The security and safety risks of driverless cars have quickly become a hot topic issue for both regulators and consumer advocates. Many oppose the very notion of driverless cars due to the potential for catastrophic failure, while others advocate that they are safer than human drivers. In either case, self-driving cars are on the way and people need to be ready for the security requirements of one of the most complex and potentially dangerous computer systems to ever enter the market.
Manufactures estimate that driverless cars and fully autonomous vehicles will reach the market by the early 2020’s. The question of safety surrounding autonomous vehicles comes down to not just the vehicles themselves, but also the way they interact with humans in general. Autonomous vehicles are programed to obey laws to the letter, but as anyone can attest, many human drivers do not. Watch any busy street or city intersection and you will see an almost constant stream of drivers who behave erratically just to shave off a few extra seconds from their commute time. This means that the onboard systems need to be advanced enough to account for, and react to, human error and unpredictability. As if this wasn’t a problem enough, autonomous cars are essentially a networked computer on wheels, which means it is also vulnerable to the hacking and malware attacks that can befall normal computer systems.
The prospect of a hacked autonomous vehicle is a frightening one. Since driverless cars rely entirely on sensors and advanced GPS systems to navigate, a compromised system could easily result in an accident or death. All it would take is for a vehicle to be given directions to ignore traffic lights, or to careen off a bridge. Without a failsafe system in place, or strong built in security, the passenger or commuters would be at its mercy.

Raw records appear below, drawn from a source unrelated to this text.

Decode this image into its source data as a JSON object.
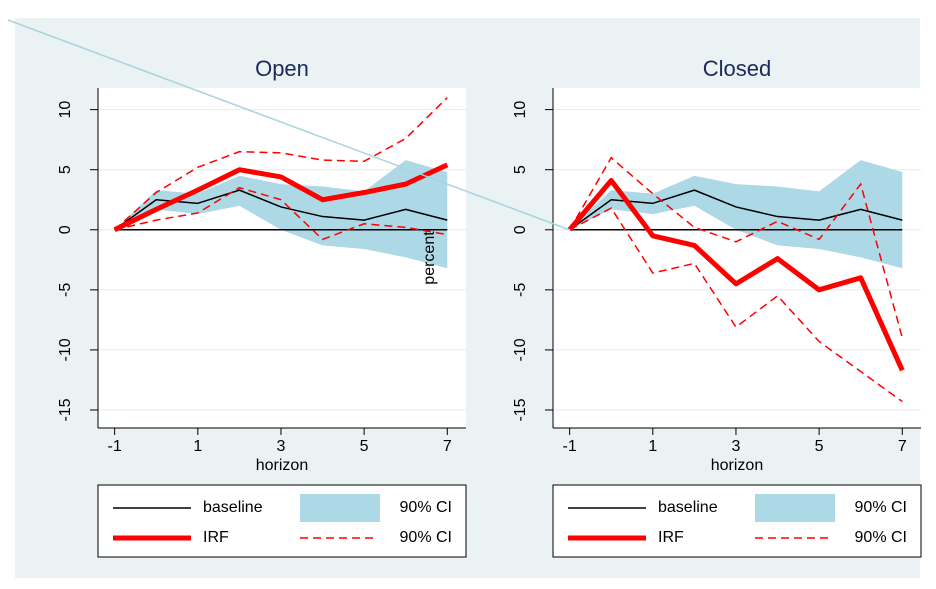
{
  "chart_data": [
    {
      "type": "line",
      "title": "Open",
      "x_label": "horizon",
      "annotation": "percent",
      "x": [
        -1,
        0,
        1,
        2,
        3,
        4,
        5,
        6,
        7
      ],
      "xlim": [
        -1.4,
        7.45
      ],
      "xticks": [
        -1,
        1,
        3,
        5,
        7
      ],
      "ylim": [
        -16.5,
        11.8
      ],
      "yticks": [
        -15,
        -10,
        -5,
        0,
        5,
        10
      ],
      "grid": true,
      "zero_line": true,
      "series": [
        {
          "name": "baseline",
          "color": "#000000",
          "style": "line",
          "values": [
            0,
            2.5,
            2.2,
            3.3,
            1.9,
            1.1,
            0.8,
            1.7,
            0.8
          ]
        },
        {
          "name": "90% CI",
          "color": "#add8e6",
          "style": "band",
          "lower": [
            0,
            1.7,
            1.3,
            2.0,
            0,
            -1.3,
            -1.6,
            -2.3,
            -3.2
          ],
          "upper": [
            0,
            3.3,
            3.0,
            4.5,
            3.8,
            3.6,
            3.2,
            5.8,
            4.8
          ]
        },
        {
          "name": "IRF",
          "color": "#ff0000",
          "style": "thick",
          "values": [
            0,
            1.7,
            3.3,
            5.0,
            4.4,
            2.5,
            3.1,
            3.8,
            5.4
          ]
        },
        {
          "name": "90% CI",
          "color": "#ff0000",
          "style": "dashed",
          "lower": [
            0,
            0.8,
            1.4,
            3.5,
            2.5,
            -0.8,
            0.5,
            0.2,
            -0.4
          ],
          "upper": [
            0,
            3.1,
            5.2,
            6.5,
            6.4,
            5.8,
            5.7,
            7.6,
            11.0
          ]
        }
      ]
    },
    {
      "type": "line",
      "title": "Closed",
      "x_label": "horizon",
      "x": [
        -1,
        0,
        1,
        2,
        3,
        4,
        5,
        6,
        7
      ],
      "xlim": [
        -1.4,
        7.45
      ],
      "xticks": [
        -1,
        1,
        3,
        5,
        7
      ],
      "ylim": [
        -16.5,
        11.8
      ],
      "yticks": [
        -15,
        -10,
        -5,
        0,
        5,
        10
      ],
      "grid": true,
      "zero_line": true,
      "series": [
        {
          "name": "baseline",
          "color": "#000000",
          "style": "line",
          "values": [
            0,
            2.5,
            2.2,
            3.3,
            1.9,
            1.1,
            0.8,
            1.7,
            0.8
          ]
        },
        {
          "name": "90% CI",
          "color": "#add8e6",
          "style": "band",
          "lower": [
            0,
            1.7,
            1.3,
            2.0,
            0,
            -1.3,
            -1.6,
            -2.3,
            -3.2
          ],
          "upper": [
            0,
            3.3,
            3.0,
            4.5,
            3.8,
            3.6,
            3.2,
            5.8,
            4.8
          ]
        },
        {
          "name": "IRF",
          "color": "#ff0000",
          "style": "thick",
          "values": [
            0,
            4.1,
            -0.5,
            -1.3,
            -4.5,
            -2.4,
            -5.0,
            -4.0,
            -11.7
          ]
        },
        {
          "name": "90% CI",
          "color": "#ff0000",
          "style": "dashed",
          "lower": [
            0,
            1.8,
            -3.6,
            -2.8,
            -8.1,
            -5.5,
            -9.3,
            -11.8,
            -14.3
          ],
          "upper": [
            0,
            6.0,
            3.0,
            0.2,
            -1.0,
            0.7,
            -0.8,
            3.8,
            -9.0
          ]
        }
      ]
    }
  ]
}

While the potential for chaos is certainly there, not all is lost. Autonomous vehicles are going to be under extreme scrutiny when it comes to security and operational requirements. In the business world, while security patches are usually available shortly after a vulnerability is discovered, it is always up to the end user to make sure they are applied. Autonomous vehicles will require a constant connection to a control server to function and will receive updates automatically. Additionally, while computers are designed to accommodate a wide variety of software, autonomous vehicles run on a closed operating system. This is similar to Apple or Chrome OS, but locked down to a much higher degree. This doesn’t mean that malware or hack attempts won’t occur, but it does take away the human error component, which is typically how malware propagates. This leaves direct attacks as the main threat, a prospect that already has some industries rushing to create a solution.
Just this month, Blackberry launched a trial cybersecurity software package for autonomous vehicles that it hopes will prevent real time hijack attempts. The system is designed specifically for manufacturers themselves. This means that there is no chance for an owner to neglect to update the software or miss a payment and have it discontinued. The security software is designed to constantly monitor all hardware and software components of the vehicle and will provide immediate warning of failure or tampering. The security suite has already caught the eye of Jaguar Land Rover and Blackberry hopes this will be just the beginning.
Unfortunately, whether or not these security measures prove sufficient is anyone’s guess at this point. Security experts have had decades to develop preventative measures for traditional computer systems but autonomous vehicles are an entirely new venture with countless unexplored attack vectors. As the technology continues to develop so will the types of threats that it will need to address, and as with any new technology, early adopters might be in for a bumpy ride.